LPGAツアーが教えてくれた、放映権なるものの定義。

これまで何度も取り上げてきた女子ゴルフツアーの放映権一括管理に関する問題について、LPGAから正式な文章が発表されました。
これを読んでハッとしたことが。
というのも、私はこのブログを始めてから、放映権とは何か?という根本的な問いをしてこなかったのです。ただ漠然と売買されているものという認識でしかなく。

LPGAは放映権について、主催者の管理する施設(すなわち会場となるゴルフ場)に放送機材を持ち込む権利と、LPGA所属の選手の肖像権から構成されるものと定義したのです。
もちろん競技の性質によって内容は少しずつ変化するでしょうけど、こうやって明文化されたものが表に出てくること、それ自体に大きな意味があります。

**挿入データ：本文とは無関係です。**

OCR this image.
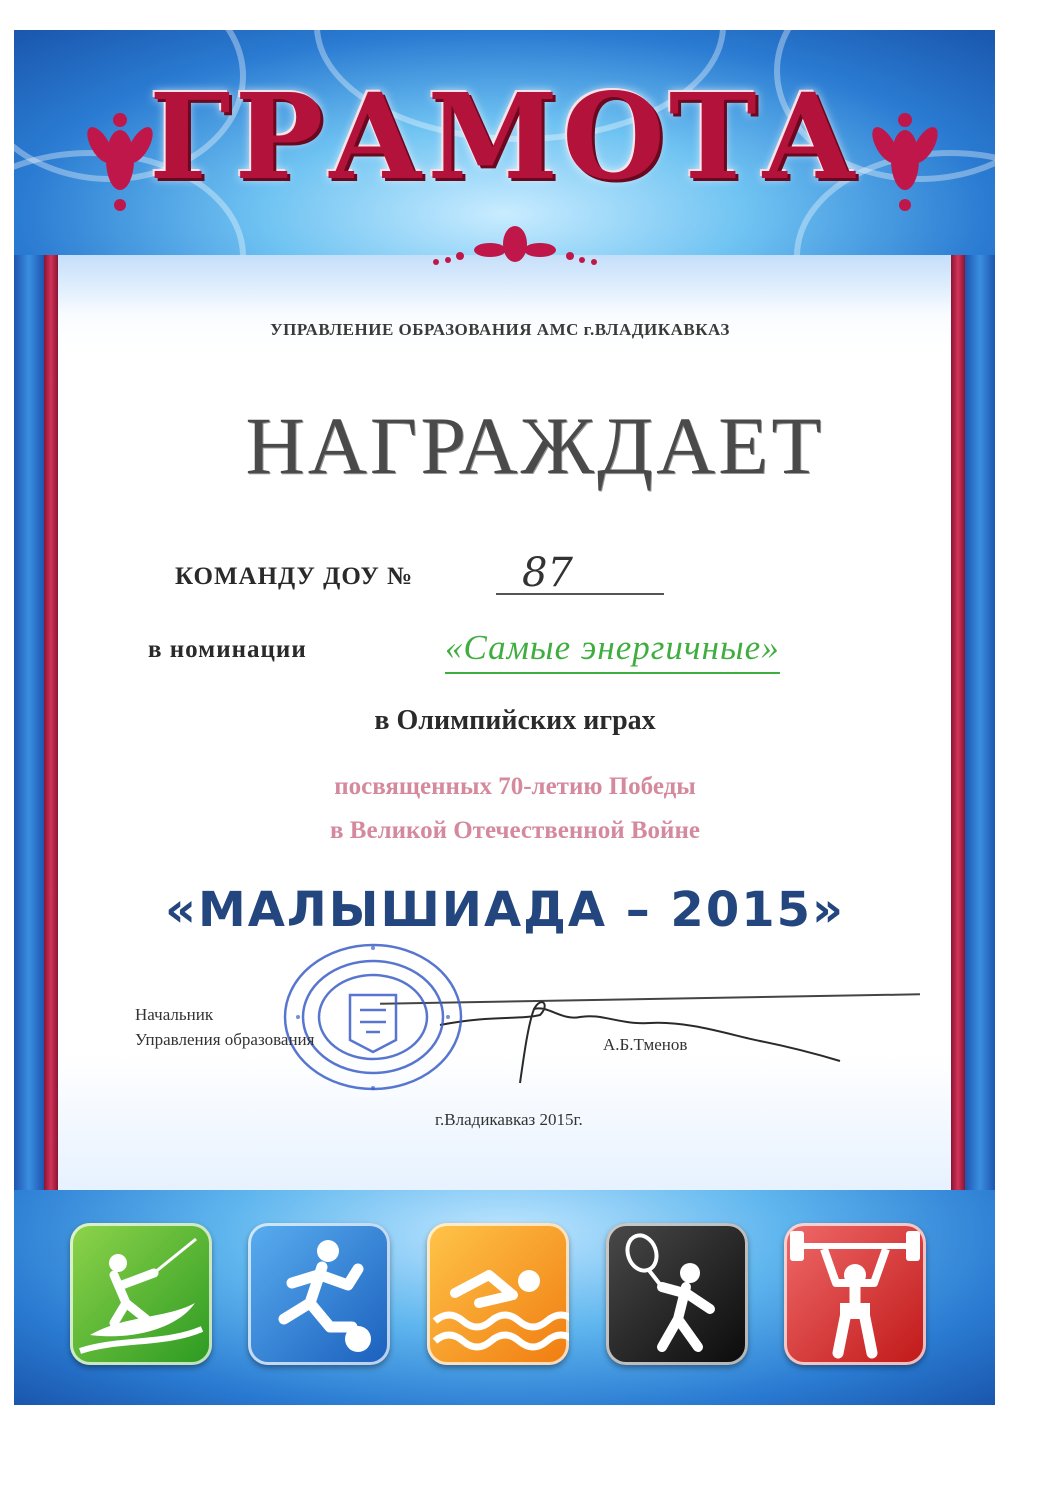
ГРАМОТА
УПРАВЛЕНИЕ ОБРАЗОВАНИЯ АМС г.ВЛАДИКАВКАЗ
НАГРАЖДАЕТ
КОМАНДУ ДОУ №	87
в номинации	«Самые энергичные»
в Олимпийских играх
посвященных 70-летию Победы
в Великой Отечественной Войне
«МАЛЫШИАДА – 2015»
Начальник
Управления образования	А.Б.Тменов
г.Владикавказ 2015г.
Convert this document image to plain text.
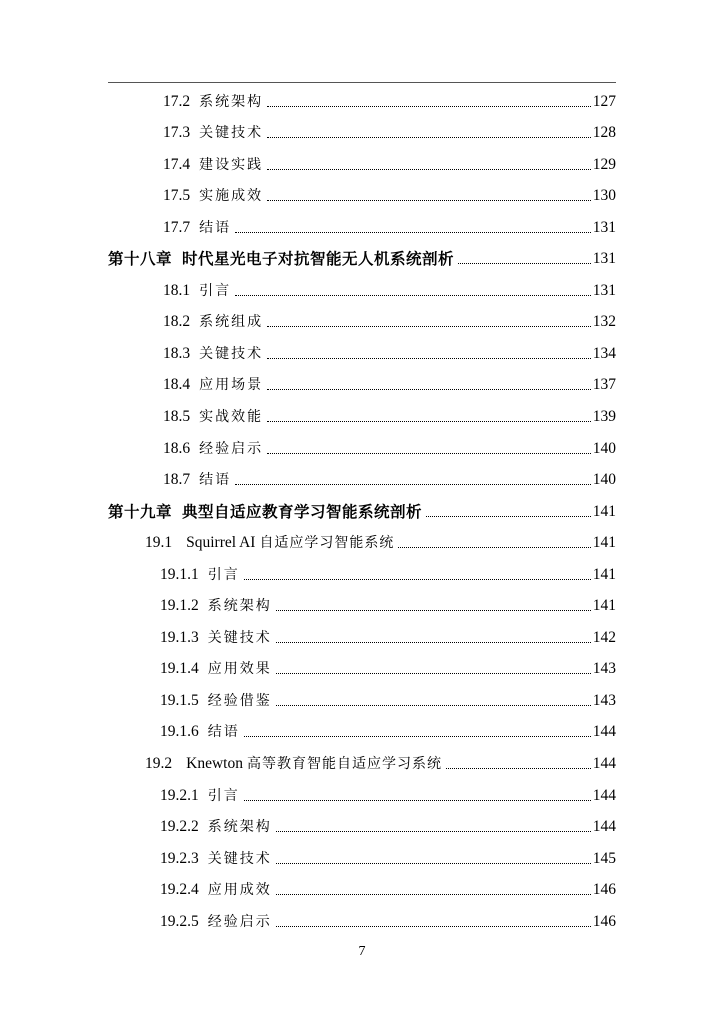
17.2 系统架构	127
17.3 关键技术	128
17.4 建设实践	129
17.5 实施成效	130
17.7 结语	131
第十八章 时代星光电子对抗智能无人机系统剖析	131
18.1 引言	131
18.2 系统组成	132
18.3 关键技术	134
18.4 应用场景	137
18.5 实战效能	139
18.6 经验启示	140
18.7 结语	140
第十九章 典型自适应教育学习智能系统剖析	141
19.1 Squirrel AI 自适应学习智能系统	141
19.1.1 引言	141
19.1.2 系统架构	141
19.1.3 关键技术	142
19.1.4 应用效果	143
19.1.5 经验借鉴	143
19.1.6 结语	144
19.2 Knewton 高等教育智能自适应学习系统	144
19.2.1 引言	144
19.2.2 系统架构	144
19.2.3 关键技术	145
19.2.4 应用成效	146
19.2.5 经验启示	146
7
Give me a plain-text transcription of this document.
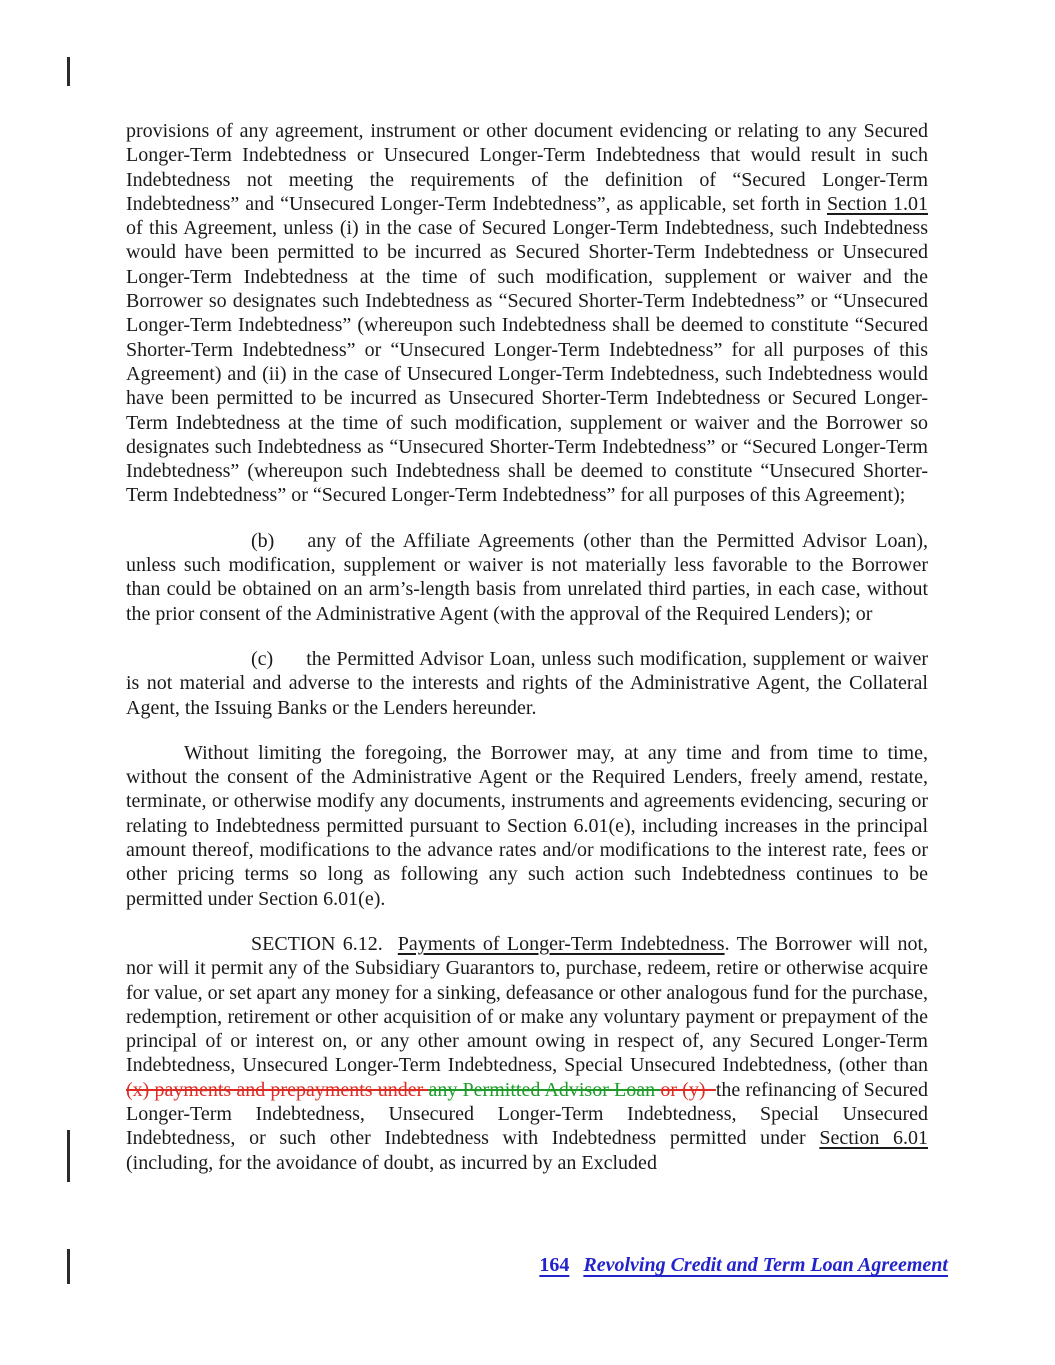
provisions of any agreement, instrument or other document evidencing or relating to any Secured Longer-Term Indebtedness or Unsecured Longer-Term Indebtedness that would result in such Indebtedness not meeting the requirements of the definition of “Secured Longer-Term Indebtedness” and “Unsecured Longer-Term Indebtedness”, as applicable, set forth in Section 1.01 of this Agreement, unless (i) in the case of Secured Longer-Term Indebtedness, such Indebtedness would have been permitted to be incurred as Secured Shorter-Term Indebtedness or Unsecured Longer-Term Indebtedness at the time of such modification, supplement or waiver and the Borrower so designates such Indebtedness as “Secured Shorter-Term Indebtedness” or “Unsecured Longer-Term Indebtedness” (whereupon such Indebtedness shall be deemed to constitute “Secured Shorter-Term Indebtedness” or “Unsecured Longer-Term Indebtedness” for all purposes of this Agreement) and (ii) in the case of Unsecured Longer-Term Indebtedness, such Indebtedness would have been permitted to be incurred as Unsecured Shorter-Term Indebtedness or Secured Longer-Term Indebtedness at the time of such modification, supplement or waiver and the Borrower so designates such Indebtedness as “Unsecured Shorter-Term Indebtedness” or “Secured Longer-Term Indebtedness” (whereupon such Indebtedness shall be deemed to constitute “Unsecured Shorter-Term Indebtedness” or “Secured Longer-Term Indebtedness” for all purposes of this Agreement);

(b) any of the Affiliate Agreements (other than the Permitted Advisor Loan), unless such modification, supplement or waiver is not materially less favorable to the Borrower than could be obtained on an arm’s-length basis from unrelated third parties, in each case, without the prior consent of the Administrative Agent (with the approval of the Required Lenders); or

(c) the Permitted Advisor Loan, unless such modification, supplement or waiver is not material and adverse to the interests and rights of the Administrative Agent, the Collateral Agent, the Issuing Banks or the Lenders hereunder.

Without limiting the foregoing, the Borrower may, at any time and from time to time, without the consent of the Administrative Agent or the Required Lenders, freely amend, restate, terminate, or otherwise modify any documents, instruments and agreements evidencing, securing or relating to Indebtedness permitted pursuant to Section 6.01(e), including increases in the principal amount thereof, modifications to the advance rates and/or modifications to the interest rate, fees or other pricing terms so long as following any such action such Indebtedness continues to be permitted under Section 6.01(e).

SECTION 6.12. Payments of Longer-Term Indebtedness. The Borrower will not, nor will it permit any of the Subsidiary Guarantors to, purchase, redeem, retire or otherwise acquire for value, or set apart any money for a sinking, defeasance or other analogous fund for the purchase, redemption, retirement or other acquisition of or make any voluntary payment or prepayment of the principal of or interest on, or any other amount owing in respect of, any Secured Longer-Term Indebtedness, Unsecured Longer-Term Indebtedness, Special Unsecured Indebtedness, (other than (x) payments and prepayments under any Permitted Advisor Loan or (y)  the refinancing of Secured Longer-Term Indebtedness, Unsecured Longer-Term Indebtedness, Special Unsecured Indebtedness, or such other Indebtedness with Indebtedness permitted under Section 6.01 (including, for the avoidance of doubt, as incurred by an Excluded

164 Revolving Credit and Term Loan Agreement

放映権という権利を主張するなら、果たすべき義務もある。それは放映権を購入したクライアントに対して映像を提供することです。
今回のケースの場合だと、テレビ局が主催者に名を連ねていれば自ら制作することもあるでしょうが、それとは別にLPGAが委託した制作会社が機材を持ち込み、映像をネット配信用に回すこともできるわけですね。
なにしろ長時間の生中継。18ホールすべてをカバーするのであれば、テレビ局が持ち込む以上の機材が必要になるわけで。

あとは映像の著作権をどこが持つか。これもLPGA側が自ら制作すれば当然保持することになるし、著作権の一部である公衆送信権を堂々と主張することができます。

JリーグがDAZNと交渉した際も、著作権をJリーグ側が持つことを主張してかなりタフな交渉になったとか。でも、そのおかげで映像のアーカイブが作られ、簡素な手続きで利用できるようになったわけですね。

となると、(一部ではAmazonの名があがっている)ネット配信業者は実質的に映像制作費を負担しているにも関わらず著作権を保有できないことになるわけですが、そこはアーカイブの利用を安価もしくは無料にすることで折り合いをつけることになるのでしょう。

以前にも触れた通り、ツアーの統括団体と各大会の主催者はフランチャイズのような関係。統括団体は責任を持ってその看板の価値を上げ、加盟店であるところの主催者に利益をもたらすことが求められます。

これはゴールではなくスタート。まだ混乱の火種はくすぶっているようですが、LPGAがこれからすべき努力はごまんとあるし、それが成功することを願ってやみません。